There are more tigers held privately as pets than there are in the wild.
Tigers that breed with lions give birth to hybrids known as tigons and ligers.
The tiger is native to Asia but you will find them in many other locations including China.
- Large predators like tigers are an “umbrella species” and protecting them benefits hundreds of other species, including other endangered creatures that share tiger habitat and form biodiversity, a keystone to keeping our planet healthy.
- Tigers can directly help some of the planet’s poorest communities. Where tigers are accessible, tourism increases and supports the local economy. Tiger conservation projects also help provide alternative livelihoods for rural communities that are sustainable and raise income levels
- When animals at the top and the bottom of the food chain start to decline it’s a clear sign that the entire ecosystem is in trouble.
- These ecosystems supply both nature and people with fresh water, food, and many other vital services – which means by saving the tiger, we are saving people too.

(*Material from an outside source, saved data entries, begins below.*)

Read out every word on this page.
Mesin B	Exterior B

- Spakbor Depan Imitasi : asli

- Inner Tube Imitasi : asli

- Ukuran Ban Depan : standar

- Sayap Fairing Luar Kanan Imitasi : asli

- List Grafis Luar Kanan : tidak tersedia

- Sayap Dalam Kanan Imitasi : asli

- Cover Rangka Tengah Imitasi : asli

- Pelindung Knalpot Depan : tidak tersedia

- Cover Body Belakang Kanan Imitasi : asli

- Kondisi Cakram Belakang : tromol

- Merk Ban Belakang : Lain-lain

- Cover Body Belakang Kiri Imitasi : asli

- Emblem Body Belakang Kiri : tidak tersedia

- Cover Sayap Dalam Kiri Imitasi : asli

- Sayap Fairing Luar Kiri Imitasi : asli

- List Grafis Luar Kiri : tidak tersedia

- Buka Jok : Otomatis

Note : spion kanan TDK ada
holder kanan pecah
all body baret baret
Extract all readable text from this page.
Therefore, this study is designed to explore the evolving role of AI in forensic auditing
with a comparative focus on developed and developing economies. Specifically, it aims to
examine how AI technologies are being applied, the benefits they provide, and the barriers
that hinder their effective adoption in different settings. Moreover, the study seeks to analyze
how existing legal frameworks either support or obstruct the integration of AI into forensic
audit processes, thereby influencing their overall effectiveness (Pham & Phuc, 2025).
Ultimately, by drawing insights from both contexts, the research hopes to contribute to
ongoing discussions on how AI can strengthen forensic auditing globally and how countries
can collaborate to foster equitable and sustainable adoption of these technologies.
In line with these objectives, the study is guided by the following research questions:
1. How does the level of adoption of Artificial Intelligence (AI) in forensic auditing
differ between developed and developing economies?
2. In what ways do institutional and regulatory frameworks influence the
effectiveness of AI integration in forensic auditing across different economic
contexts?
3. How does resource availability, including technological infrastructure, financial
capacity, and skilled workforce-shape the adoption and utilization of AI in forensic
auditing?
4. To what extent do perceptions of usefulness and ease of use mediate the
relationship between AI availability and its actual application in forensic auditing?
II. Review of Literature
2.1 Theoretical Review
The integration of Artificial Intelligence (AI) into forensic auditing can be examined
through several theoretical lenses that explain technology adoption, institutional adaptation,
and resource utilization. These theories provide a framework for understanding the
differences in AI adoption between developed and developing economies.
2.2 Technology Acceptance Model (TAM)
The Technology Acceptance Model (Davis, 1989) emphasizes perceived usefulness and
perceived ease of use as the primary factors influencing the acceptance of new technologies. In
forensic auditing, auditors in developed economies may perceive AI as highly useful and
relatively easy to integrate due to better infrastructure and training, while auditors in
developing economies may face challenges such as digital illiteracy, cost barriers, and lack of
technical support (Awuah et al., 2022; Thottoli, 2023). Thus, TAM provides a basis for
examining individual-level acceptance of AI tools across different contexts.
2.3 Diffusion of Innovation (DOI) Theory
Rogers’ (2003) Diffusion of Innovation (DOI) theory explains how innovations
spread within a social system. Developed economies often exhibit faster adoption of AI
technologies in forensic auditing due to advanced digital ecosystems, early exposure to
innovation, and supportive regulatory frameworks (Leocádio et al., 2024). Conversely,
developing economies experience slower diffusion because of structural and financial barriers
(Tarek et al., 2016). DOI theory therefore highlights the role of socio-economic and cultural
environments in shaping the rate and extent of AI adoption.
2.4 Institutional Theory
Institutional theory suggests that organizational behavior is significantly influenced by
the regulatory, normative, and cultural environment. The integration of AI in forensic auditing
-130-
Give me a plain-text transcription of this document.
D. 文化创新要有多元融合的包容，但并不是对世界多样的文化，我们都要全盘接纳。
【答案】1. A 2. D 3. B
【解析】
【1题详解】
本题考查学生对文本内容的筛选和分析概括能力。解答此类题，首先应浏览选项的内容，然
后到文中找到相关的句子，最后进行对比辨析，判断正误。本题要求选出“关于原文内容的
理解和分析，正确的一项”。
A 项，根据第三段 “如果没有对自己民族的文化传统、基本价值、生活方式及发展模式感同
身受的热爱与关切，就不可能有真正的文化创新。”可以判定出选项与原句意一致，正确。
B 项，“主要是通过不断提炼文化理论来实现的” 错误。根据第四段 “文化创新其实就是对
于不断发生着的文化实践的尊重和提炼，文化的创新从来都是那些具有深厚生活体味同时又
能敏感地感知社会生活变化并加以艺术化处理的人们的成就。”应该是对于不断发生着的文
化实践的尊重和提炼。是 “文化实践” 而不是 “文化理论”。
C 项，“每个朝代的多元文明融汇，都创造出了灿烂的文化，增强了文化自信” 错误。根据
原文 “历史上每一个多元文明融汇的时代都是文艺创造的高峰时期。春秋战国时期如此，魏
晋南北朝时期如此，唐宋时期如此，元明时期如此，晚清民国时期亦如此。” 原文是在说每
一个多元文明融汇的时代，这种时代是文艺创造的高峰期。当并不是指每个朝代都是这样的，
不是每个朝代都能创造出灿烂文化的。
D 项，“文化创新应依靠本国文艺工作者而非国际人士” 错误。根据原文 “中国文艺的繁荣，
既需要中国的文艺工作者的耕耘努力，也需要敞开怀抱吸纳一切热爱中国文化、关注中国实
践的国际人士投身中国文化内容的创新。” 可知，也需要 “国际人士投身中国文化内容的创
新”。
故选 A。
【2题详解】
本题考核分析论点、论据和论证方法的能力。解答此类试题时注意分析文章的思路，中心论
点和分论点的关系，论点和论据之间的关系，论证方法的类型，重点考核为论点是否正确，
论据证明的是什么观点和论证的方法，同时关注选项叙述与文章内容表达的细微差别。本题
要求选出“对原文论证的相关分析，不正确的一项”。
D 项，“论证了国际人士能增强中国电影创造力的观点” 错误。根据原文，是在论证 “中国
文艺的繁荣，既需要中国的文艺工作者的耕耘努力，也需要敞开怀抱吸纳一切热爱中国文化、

- Tigers survive in some of the last great forests of Asia, which are critical not only for their biodiversity but also as stores of carbon that would end up released into the atmosphere if these forests were cut down. By protecting tiger habitat, we help mitigate climate change.
- How to save TIGER:
- END DEMAND FOR TIGER PARTS
- Inform and move consumers of tiger products to change their habits.
- STOP THE BLEEDING
- Ramp upanti-poaching measures.
- Maintain and enforcelaws banning tiger products.
- Restrict and monitortigers in captivity across the globe.
- PROTECT TIGER HABITAT:
- Protect existing parklands, establish new protected areas for tigers and create corridors that connect parklands and allow tigers to roam to find adequate prey and mates for breeding.
- WWF is engaging with the timber, paper and agricultural industries and encouraging them to implement sustainable practices that reduce habitat destruction and degradation.
- TIGER SCIENCE
- Continue critical tiger wildlife research and monitoring techniques, which help improve tiger conservation methods, reduce human-tiger conflict, and keep track of which tiger populations need the most help.
- REDUCE HUMAN-TIGER CONFLICT
- Provide innovative solutions and educational programs to reduce conflict between tigers and local communities
Donate to a tiger research fund. The easiest way to join the effort to save tigers is to donate your money to one (or several) of the various organizations specifically dedicated to saving wildlife.
”Adopt” a tiger. The World Wildlife Fund (WWF) runs an “adopt” a tiger program. You can fund a tiger and the work the WWF is doing to help tigers in the wild by making a monthly payment. In addition to knowing that you are helping this special creature, you also receive a photo and information card of the tiger you are helping to save, along with several other items, including a stuffed animal version of your tiger. Your money will go towards creating reserves for tigers, protection from poachers, and other WWF conservation work
Buy products from sustainable companies. One of the major reasons tigers are endangered is because their home is being destroyed. Illegal logging and forest clearing are destroying the habitat that tigers live in, causing them to become displaced without enough food or land to sustain themselves. One way that you can help is by purchasing your goods from companies that only implement sustainable practices. Purchase 100% post-consumer recycled paper. Look for paper and wood products that are approved by the international Forest Stewardship Council (FSC). The goal of the FSC is to improve forest practices (and therefore end deforestation) around the world
Do not purchase tiger products. Poaching is the number one threat to tigers. Poachers hunt these beautiful creatures illegally–so much so that there are now only an estimated 3,200 tigers left in the wild. Never buy tiger products, either in your own country or while traveling abroad. Do not buy any traditional medicine that is made from tiger parts, such as tiger bone. Traditional Chinese medicine called for the use of tiger bone, and today many chemists still use tiger bone, even though it is illegal and a main part of the reason tigers are endangered.